Se você perguntar numa fila de supermercado quem é Kéfera Buchmann, ninguém vai saber.
Há 30 anos atrás, você não precisava perguntar quem é Xuxa. As donas de casa já estariam praguejando antes de qualquer pergunta, entre pepinos e repolhos, contra a modelo de short curtinho e pernas longas considerada meio depravação para as crianças fissuradas diante de nove em cada 10 aparelhos de TV ligados.
Pois Kéfera é uma espécie de rainha das baixinhas da era da internet, com prestígio, paixão e fidelidade correspondentes entre pré-adolescentes.
Tem mais de 7,6 milhões de seguidores no canal individual brasileiro mais visto do Youtube (13 milhões contando Instagram e Twitter) e está há mais de 20 semanas no topo de todas as listas de livros mais vendidos com sua história de patinha feia que não conseguia namorado.
E as mães dessa nova era acham graça do seu jeito desbocado e sem frescura de falar de paquera e sexualidade com suas filhas.
Tentar entendê-la é sondar o salto quântico no comportamento e nos meios de massificação que separa as duas, de um tempo em que havia um só canal para milhões de telespectadores a outro, em que cada telespectador tem milhões de canais à escolha.
Há muitas respostas que requerem o tratado de que não sou capaz, mas a principal é certamente a da diluição do poder, uma espécie de democratização do mito, característico da internet, que permite a qualquer indivíduo, com as ferramentas certas e baixo custo, transformar sua experiência em autoridade.
Nessa nova era, não cabe o nariz arrebitado de Xuxa, o seu distanciamento majestático de tiazinha moralista e rainha intocável que descia numa nave estelar sobre o palco para ser admirada à distância. Uma espécie de santidade assexuada cercada de baixinhos eunucos, como disse num artigo clássico Arnaldo Jabor.

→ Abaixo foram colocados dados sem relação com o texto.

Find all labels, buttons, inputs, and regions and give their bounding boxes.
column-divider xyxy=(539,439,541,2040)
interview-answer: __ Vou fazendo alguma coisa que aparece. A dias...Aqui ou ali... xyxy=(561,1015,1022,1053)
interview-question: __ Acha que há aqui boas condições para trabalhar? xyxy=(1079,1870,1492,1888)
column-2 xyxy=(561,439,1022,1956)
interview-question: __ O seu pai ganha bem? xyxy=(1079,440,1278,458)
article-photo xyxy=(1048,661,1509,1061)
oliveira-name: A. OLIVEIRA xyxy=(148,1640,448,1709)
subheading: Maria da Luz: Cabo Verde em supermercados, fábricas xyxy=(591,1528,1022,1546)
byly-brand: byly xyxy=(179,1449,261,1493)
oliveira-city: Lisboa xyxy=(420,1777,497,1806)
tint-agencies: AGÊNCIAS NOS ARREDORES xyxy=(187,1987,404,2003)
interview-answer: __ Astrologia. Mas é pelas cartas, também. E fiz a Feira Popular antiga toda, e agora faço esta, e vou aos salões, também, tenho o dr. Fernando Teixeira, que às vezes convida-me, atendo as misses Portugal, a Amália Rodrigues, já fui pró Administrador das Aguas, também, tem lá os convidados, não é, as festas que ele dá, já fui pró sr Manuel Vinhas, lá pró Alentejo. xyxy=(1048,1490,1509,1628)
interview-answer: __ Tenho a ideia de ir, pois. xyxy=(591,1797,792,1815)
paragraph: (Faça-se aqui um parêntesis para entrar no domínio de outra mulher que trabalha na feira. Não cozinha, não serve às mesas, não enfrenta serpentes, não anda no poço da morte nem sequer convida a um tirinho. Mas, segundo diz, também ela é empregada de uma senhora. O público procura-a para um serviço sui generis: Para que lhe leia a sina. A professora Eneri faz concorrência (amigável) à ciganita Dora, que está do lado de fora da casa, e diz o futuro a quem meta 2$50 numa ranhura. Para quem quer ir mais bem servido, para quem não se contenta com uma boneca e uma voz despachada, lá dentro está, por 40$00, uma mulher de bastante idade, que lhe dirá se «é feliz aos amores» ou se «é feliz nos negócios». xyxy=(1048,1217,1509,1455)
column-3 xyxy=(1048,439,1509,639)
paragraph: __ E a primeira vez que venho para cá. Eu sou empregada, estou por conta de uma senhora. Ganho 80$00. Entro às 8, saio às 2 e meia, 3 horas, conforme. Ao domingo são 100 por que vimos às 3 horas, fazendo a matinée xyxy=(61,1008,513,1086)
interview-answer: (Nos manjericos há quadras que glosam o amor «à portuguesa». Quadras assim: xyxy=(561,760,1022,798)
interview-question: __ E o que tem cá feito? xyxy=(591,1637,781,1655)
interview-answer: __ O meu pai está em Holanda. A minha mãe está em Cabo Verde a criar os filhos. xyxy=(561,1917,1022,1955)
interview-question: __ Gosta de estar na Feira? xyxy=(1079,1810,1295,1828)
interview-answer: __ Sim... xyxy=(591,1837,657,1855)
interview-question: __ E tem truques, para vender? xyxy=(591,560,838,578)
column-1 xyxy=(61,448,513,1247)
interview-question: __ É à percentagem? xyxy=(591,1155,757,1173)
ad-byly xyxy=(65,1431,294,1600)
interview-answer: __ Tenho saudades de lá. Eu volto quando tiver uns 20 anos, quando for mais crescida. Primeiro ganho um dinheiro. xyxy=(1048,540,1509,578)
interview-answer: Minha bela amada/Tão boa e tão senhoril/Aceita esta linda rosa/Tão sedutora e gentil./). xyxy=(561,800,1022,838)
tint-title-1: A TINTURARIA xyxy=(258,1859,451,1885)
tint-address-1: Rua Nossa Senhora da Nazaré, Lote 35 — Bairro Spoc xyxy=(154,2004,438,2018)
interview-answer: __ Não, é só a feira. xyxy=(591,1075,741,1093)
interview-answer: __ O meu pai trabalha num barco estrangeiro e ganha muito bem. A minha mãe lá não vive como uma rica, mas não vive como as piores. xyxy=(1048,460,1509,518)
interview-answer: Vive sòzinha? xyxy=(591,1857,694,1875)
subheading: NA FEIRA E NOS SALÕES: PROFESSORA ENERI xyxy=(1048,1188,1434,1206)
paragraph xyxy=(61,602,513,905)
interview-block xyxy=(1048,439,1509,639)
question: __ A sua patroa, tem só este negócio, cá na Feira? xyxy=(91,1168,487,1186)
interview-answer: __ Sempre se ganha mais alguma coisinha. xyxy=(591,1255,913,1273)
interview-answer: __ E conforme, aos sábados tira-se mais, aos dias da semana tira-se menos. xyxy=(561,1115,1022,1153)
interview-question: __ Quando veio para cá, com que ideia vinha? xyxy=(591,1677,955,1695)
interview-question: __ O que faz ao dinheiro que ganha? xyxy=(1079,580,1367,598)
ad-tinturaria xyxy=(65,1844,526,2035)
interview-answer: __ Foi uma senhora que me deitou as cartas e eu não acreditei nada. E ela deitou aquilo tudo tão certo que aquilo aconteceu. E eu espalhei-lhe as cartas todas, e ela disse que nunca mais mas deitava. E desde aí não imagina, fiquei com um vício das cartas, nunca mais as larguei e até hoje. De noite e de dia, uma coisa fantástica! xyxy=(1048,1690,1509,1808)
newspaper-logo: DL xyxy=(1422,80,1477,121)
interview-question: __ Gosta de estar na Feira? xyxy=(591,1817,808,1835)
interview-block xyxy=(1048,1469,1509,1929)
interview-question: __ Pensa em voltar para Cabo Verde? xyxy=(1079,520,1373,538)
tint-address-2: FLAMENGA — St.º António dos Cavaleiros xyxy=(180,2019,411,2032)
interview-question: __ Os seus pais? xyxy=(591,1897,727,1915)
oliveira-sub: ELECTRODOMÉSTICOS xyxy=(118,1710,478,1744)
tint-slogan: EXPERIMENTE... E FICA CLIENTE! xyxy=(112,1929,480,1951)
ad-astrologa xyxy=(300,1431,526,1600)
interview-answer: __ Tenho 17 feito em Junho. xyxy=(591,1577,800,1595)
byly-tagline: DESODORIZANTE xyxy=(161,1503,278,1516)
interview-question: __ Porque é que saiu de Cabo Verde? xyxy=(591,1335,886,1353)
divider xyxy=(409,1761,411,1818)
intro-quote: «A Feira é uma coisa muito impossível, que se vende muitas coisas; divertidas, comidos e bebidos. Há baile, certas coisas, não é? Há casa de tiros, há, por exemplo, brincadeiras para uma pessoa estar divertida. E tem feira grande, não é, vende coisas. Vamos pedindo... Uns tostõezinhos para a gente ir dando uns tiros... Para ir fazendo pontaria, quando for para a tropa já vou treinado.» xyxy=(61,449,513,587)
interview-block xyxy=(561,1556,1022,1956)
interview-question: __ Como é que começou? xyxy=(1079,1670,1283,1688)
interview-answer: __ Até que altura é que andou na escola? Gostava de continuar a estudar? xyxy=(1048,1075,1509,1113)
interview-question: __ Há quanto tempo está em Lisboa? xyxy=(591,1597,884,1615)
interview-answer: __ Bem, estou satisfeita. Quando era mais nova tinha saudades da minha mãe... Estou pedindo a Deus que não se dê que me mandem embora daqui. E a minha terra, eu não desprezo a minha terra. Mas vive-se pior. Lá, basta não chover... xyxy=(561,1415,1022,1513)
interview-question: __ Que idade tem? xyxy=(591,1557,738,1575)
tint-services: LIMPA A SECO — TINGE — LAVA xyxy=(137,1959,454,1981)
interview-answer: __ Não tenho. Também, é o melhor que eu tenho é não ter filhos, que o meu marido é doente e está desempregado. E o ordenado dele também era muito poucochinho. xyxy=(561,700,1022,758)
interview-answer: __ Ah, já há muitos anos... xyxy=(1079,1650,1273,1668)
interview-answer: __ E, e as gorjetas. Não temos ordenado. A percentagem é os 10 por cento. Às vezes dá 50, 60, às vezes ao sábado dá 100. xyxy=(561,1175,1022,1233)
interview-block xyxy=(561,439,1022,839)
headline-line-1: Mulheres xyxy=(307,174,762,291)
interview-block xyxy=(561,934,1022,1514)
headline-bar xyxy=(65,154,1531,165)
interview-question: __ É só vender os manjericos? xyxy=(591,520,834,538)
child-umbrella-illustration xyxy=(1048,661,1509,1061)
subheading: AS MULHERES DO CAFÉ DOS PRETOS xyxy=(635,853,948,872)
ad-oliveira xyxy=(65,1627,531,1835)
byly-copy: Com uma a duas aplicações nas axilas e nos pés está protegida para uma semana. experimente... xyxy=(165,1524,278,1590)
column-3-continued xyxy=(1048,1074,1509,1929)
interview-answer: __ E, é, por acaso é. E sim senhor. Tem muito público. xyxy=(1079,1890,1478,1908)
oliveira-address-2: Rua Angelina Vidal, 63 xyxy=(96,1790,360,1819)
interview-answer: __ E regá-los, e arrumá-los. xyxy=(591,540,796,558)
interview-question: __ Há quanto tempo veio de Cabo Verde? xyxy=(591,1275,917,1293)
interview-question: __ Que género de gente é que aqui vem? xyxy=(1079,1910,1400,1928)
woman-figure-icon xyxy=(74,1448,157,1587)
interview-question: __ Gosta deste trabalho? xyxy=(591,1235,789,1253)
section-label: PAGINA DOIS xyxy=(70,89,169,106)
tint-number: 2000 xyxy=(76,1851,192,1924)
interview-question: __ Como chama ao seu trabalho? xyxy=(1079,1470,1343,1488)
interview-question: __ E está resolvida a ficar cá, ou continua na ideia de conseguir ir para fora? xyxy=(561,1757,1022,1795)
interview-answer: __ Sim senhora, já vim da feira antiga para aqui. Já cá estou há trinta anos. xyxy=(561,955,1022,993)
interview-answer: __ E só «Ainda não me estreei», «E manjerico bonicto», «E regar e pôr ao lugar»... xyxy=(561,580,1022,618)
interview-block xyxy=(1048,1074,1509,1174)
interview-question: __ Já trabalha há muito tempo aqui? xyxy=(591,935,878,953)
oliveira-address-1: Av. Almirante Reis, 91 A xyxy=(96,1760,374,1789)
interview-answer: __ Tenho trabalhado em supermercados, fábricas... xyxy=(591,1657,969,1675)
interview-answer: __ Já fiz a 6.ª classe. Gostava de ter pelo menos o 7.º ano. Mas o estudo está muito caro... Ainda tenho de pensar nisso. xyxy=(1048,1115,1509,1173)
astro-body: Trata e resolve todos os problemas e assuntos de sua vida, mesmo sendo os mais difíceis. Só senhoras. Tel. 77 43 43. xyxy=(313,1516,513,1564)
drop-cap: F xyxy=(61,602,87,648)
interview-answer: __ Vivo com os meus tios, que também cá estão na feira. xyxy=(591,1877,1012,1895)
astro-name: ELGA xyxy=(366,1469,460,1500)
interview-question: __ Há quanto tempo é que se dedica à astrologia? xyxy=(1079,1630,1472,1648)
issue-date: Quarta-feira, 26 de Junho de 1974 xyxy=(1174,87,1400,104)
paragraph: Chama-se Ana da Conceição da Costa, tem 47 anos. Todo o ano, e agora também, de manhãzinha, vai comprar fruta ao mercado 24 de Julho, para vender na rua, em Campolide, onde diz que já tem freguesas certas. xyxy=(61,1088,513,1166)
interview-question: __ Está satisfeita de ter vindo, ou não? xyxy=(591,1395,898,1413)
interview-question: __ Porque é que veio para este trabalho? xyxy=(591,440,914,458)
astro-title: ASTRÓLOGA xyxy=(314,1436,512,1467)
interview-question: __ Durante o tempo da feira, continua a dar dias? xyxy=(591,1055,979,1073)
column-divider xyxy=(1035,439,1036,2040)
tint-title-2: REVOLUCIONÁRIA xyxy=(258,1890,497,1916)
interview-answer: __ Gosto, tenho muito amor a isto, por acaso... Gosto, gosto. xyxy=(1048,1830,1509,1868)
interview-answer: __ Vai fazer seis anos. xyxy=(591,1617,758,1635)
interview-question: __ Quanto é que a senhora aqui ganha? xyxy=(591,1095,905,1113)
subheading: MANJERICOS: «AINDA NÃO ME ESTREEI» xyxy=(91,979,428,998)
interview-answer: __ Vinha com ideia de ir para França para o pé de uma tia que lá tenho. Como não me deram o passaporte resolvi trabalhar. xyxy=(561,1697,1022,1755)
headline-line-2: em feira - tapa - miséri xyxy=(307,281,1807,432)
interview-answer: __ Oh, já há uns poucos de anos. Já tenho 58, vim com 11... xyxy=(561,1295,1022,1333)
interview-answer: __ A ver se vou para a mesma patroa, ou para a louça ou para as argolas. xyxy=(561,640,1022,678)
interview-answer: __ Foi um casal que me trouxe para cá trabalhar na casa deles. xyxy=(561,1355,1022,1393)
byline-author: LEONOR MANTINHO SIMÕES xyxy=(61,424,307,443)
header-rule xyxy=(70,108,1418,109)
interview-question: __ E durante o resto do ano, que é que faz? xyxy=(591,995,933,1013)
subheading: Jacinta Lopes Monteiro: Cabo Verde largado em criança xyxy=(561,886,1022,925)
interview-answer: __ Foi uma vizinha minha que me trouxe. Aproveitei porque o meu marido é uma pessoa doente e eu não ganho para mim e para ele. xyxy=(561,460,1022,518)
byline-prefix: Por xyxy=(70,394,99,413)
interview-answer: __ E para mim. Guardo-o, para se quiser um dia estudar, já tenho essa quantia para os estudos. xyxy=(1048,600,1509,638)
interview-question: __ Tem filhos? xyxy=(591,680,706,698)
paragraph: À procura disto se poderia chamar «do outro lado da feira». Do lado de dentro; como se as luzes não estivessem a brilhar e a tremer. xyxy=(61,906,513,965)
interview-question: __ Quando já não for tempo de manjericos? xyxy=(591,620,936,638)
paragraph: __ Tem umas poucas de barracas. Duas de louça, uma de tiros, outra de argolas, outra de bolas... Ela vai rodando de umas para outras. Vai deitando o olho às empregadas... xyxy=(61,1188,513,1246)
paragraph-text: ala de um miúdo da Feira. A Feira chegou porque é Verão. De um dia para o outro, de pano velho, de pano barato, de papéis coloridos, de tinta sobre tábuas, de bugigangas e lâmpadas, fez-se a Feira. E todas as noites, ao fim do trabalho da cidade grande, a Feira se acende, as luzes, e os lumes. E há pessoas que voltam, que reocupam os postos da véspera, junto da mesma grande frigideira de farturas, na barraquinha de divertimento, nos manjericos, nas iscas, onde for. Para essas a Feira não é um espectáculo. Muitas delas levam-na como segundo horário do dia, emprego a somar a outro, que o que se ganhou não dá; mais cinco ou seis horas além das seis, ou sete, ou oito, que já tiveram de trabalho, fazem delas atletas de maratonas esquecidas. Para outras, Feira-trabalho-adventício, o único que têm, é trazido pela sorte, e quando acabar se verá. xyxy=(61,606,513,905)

A era de Kéfera é a da celebridade que tem gases e compartilha com suas seguidoras grandes e pequenos dilemas existenciais, como o de administrar um desarranjo intestinal no clímax do encontro romântico tão planejado com o paquera, como conta no livro.
Ela não está acima nem distante, não é tia nem irmandade sem sexo. Nem tem súditos.
Está ao lado, pode ser tocada na rua, uma pessoa comum conversando com pessoas comuns, que pode muito bem mandar o fã que pediu um autógrafo tomar naquele lugar. É hilário o quebra-pau com a depiladora que teve um chilique de fã tresloucada quando se viu diante da parte íntima objeto de tantas discussões no vídeo.
Mas que não se a tome como uma maluquete inconsequente.
Kéfera é uma atriz talentosa que atrai por conta da divertida interpretação das situações que descreve, de uma cumplicidade sincera e de uma ética desses tempos em que tudo é permitido, desde que haja honestidade de propósitos. Ela apareceu fazendo sucesso com um vídeo contra o inferno das vuvuzelas na Copa de 2010 e tem entre os mais vistos o de seis meses atrás em que detona a seu jeito a chatice das brigas nas redes sociais.
Se tem uma forma correta de conversar com seu filho ou sua filha sobre a primeira vez, deve ser como a que está no seu papo cabeça de 9:52 minutos e mais de 6,4 milhões de visualizações desde maio. Nem mãe terrorista, nem tiazinha doidinha ou amiga metida a liberal. Uma conversa honesta e responsável sobre a hora certa, cheia, como tudo nela, de humor.
É bom ver para não passar vergonha na fila do mercado quando lhe perguntarem pelo fenômeno.
Ramiro Batista diz
Procede, Adriana. Mas duvido que Kéfera dure 30 anos na lembrança. Nesse novo tempo de informação abundante, é tudo muito rapidamente descartado.
Adriana Gomes diz
Pois é Ramiro, agora sei quem é a Kéfera. Já passei vergonha, não numa fila, mas numa rodinha, ao não saber quem era Wesley Safadão. Não está dando tempo de acompanhar a tresloucada mudança do mundo. E olha que eu me esforço muito. Minha internet no cel funciona 24 h.
Mas para além da mudança vertiginosa, está a descartabilidade das coisas, “a modernidade líquida”, “o amor líquido” de Balm.
Daqui há trinta anos haverá uma geração pra se lembrar de Kéfera, como hoje há a geração ( chegando nos 40 anos), que se lembra da Xuxa, e ainda se diverte com suas musiquinhas e dancinhas?
Temo que tais gerações não terão lembranças próprias, afetivas. E torço pra estar errada.
PS. Minhas lembranças são da Tia Dulce, Clubinho.